A shout went up in the town. A flame, midway on the curving hills,
leaped to the sky, narrow as a ribbon, then swept out like a fan. The
moon grew dark behind a rolling pillar of smoke. The upcurved arms of
the pines were burnt into a wall of liquid shifting red. The caballeros
sprang to their horses, and driving the Indians before them, fled to the
hills to save the town. The indolent women of Monterey mingled their
screams with the shrill cries of the populace and the hoarse shouts of
their men. The prison sentries stood to their posts for a few moments;
then the panic claimed them, and they threw down their guns and ran with
the rest to the hills.
Carlos gave a cry of derision and triumph. "My little one, our hour has
come! Run and find the keys."
The big bunch of keys had been flung hastily into a corner. A moment
later Carlos held the shaking form of the girl in his powerful arms.
Slender and delicate as she was, she made no protest against the
fierceness of that embrace.
"But come," he said. "We have only this hour for escape. When we are
safe in the mountains--Come!"
He lifted her in his arms and ran down the crooked street to a corral
where an hidalgo kept his finest horses. Carlos had been the vaquero of
the band. The iron bars of the great doors were down--only one horse was
in the corral; the others had carried the hidalgo and his friends to the
fire. The brute neighed with delight as Carlos flung saddle and aquera
into place, then, with La Perdida in his arms, sprang upon its back. The
vaquero dug his spurs into the shining flanks, the mustang reared, shook
his small head and silver mane, and bounded through the doors.
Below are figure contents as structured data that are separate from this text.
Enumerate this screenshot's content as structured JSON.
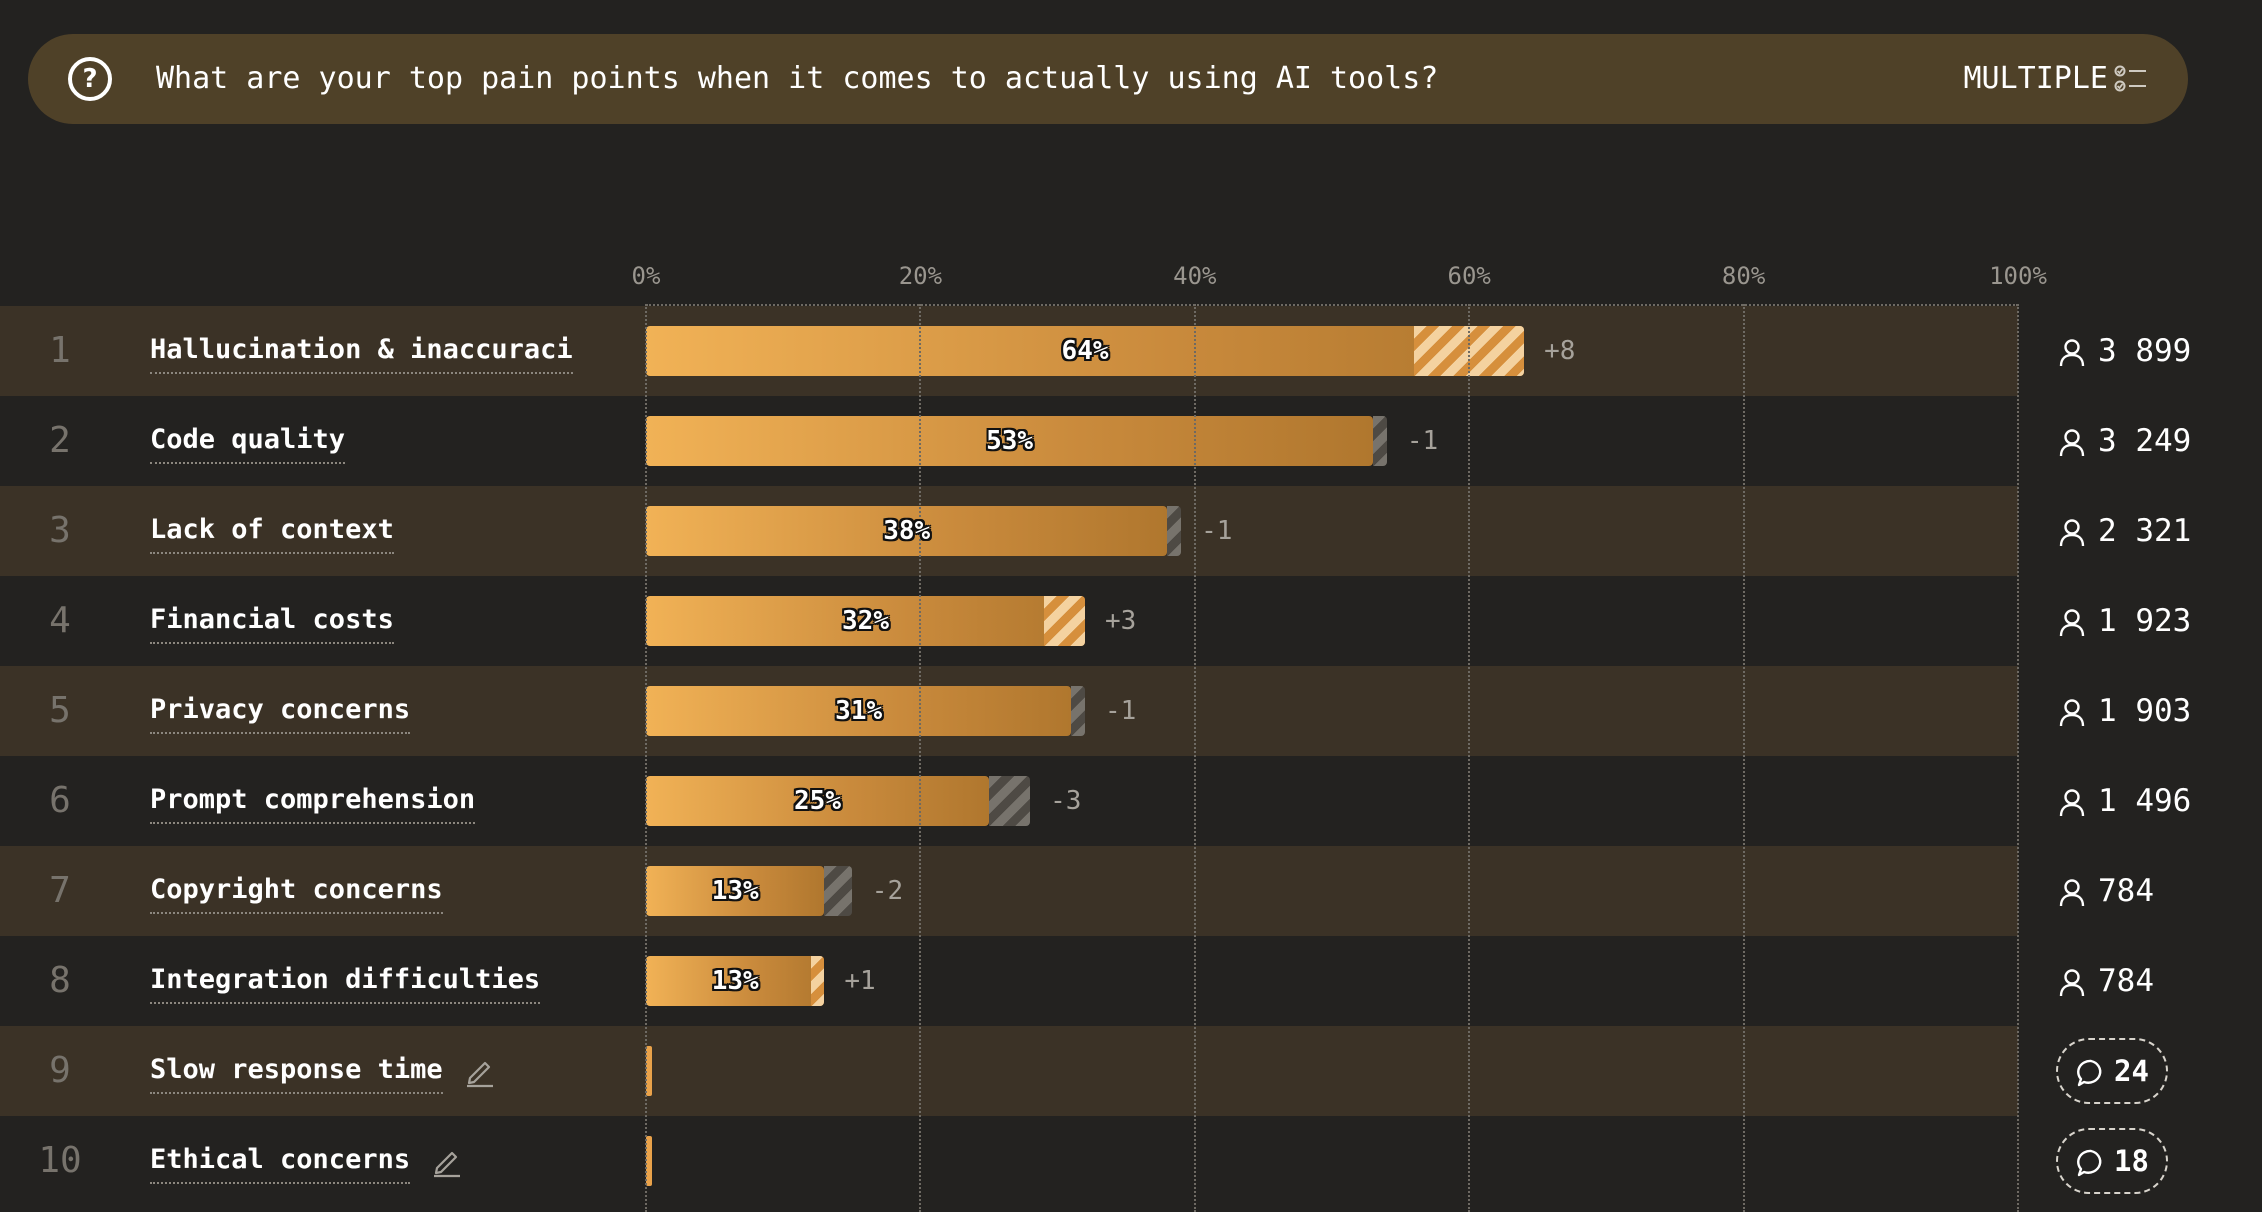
{
  "question": {
    "text": "What are your top pain points when it comes to actually using AI tools?",
    "type_label": "MULTIPLE",
    "icon": "question-circle-icon",
    "type_icon": "checklist-icon"
  },
  "colors": {
    "background": "#232220",
    "header": "#4f4128",
    "bar": "#f1b256",
    "band": "#3b3226"
  },
  "chart_data": {
    "type": "bar",
    "orientation": "horizontal",
    "xlim": [
      0,
      100
    ],
    "ticks": [
      "0%",
      "20%",
      "40%",
      "60%",
      "80%",
      "100%"
    ],
    "tick_values": [
      0,
      20,
      40,
      60,
      80,
      100
    ],
    "grid": true,
    "rows": [
      {
        "rank": "1",
        "label": "Hallucination & inaccuraci",
        "value": 64,
        "value_label": "64%",
        "delta": 8,
        "delta_label": "+8",
        "count": "3 899",
        "count_type": "respondents",
        "editable": false
      },
      {
        "rank": "2",
        "label": "Code quality",
        "value": 53,
        "value_label": "53%",
        "delta": -1,
        "delta_label": "-1",
        "count": "3 249",
        "count_type": "respondents",
        "editable": false
      },
      {
        "rank": "3",
        "label": "Lack of context",
        "value": 38,
        "value_label": "38%",
        "delta": -1,
        "delta_label": "-1",
        "count": "2 321",
        "count_type": "respondents",
        "editable": false
      },
      {
        "rank": "4",
        "label": "Financial costs",
        "value": 32,
        "value_label": "32%",
        "delta": 3,
        "delta_label": "+3",
        "count": "1 923",
        "count_type": "respondents",
        "editable": false
      },
      {
        "rank": "5",
        "label": "Privacy concerns",
        "value": 31,
        "value_label": "31%",
        "delta": -1,
        "delta_label": "-1",
        "count": "1 903",
        "count_type": "respondents",
        "editable": false
      },
      {
        "rank": "6",
        "label": "Prompt comprehension",
        "value": 25,
        "value_label": "25%",
        "delta": -3,
        "delta_label": "-3",
        "count": "1 496",
        "count_type": "respondents",
        "editable": false
      },
      {
        "rank": "7",
        "label": "Copyright concerns",
        "value": 13,
        "value_label": "13%",
        "delta": -2,
        "delta_label": "-2",
        "count": "784",
        "count_type": "respondents",
        "editable": false
      },
      {
        "rank": "8",
        "label": "Integration difficulties",
        "value": 13,
        "value_label": "13%",
        "delta": 1,
        "delta_label": "+1",
        "count": "784",
        "count_type": "respondents",
        "editable": false
      },
      {
        "rank": "9",
        "label": "Slow response time",
        "value": 0.4,
        "value_label": "",
        "delta": null,
        "delta_label": "",
        "count": "24",
        "count_type": "comments",
        "editable": true
      },
      {
        "rank": "10",
        "label": "Ethical concerns",
        "value": 0.3,
        "value_label": "",
        "delta": null,
        "delta_label": "",
        "count": "18",
        "count_type": "comments",
        "editable": true
      }
    ]
  }
}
A lean, bent, and wiry thing darted from the shadows and hung upon the
horse's neck. It was the husband of La Perdida, and his little brown
face looked like an old walnut.
"Take me with thee!" he cried. "I will give thee the old man's
blessing," and, clinging like a crab to the neck of the galloping
mustang, he drove a knife toward the heart of La Perdida. The blade
turned upon itself as lightning sometimes does, and went through stringy
tissues instead of fresh young blood.
Carlos plucked the limp body from the neck of the horse and flung it
upon a cactus-bush, where it sprawled and stiffened among the spikes and
the blood-red flowers. But the mustang never paused; and as the fires
died on the hills, the mountains opened their great arms and sheltered
the happiness of two wayward hearts.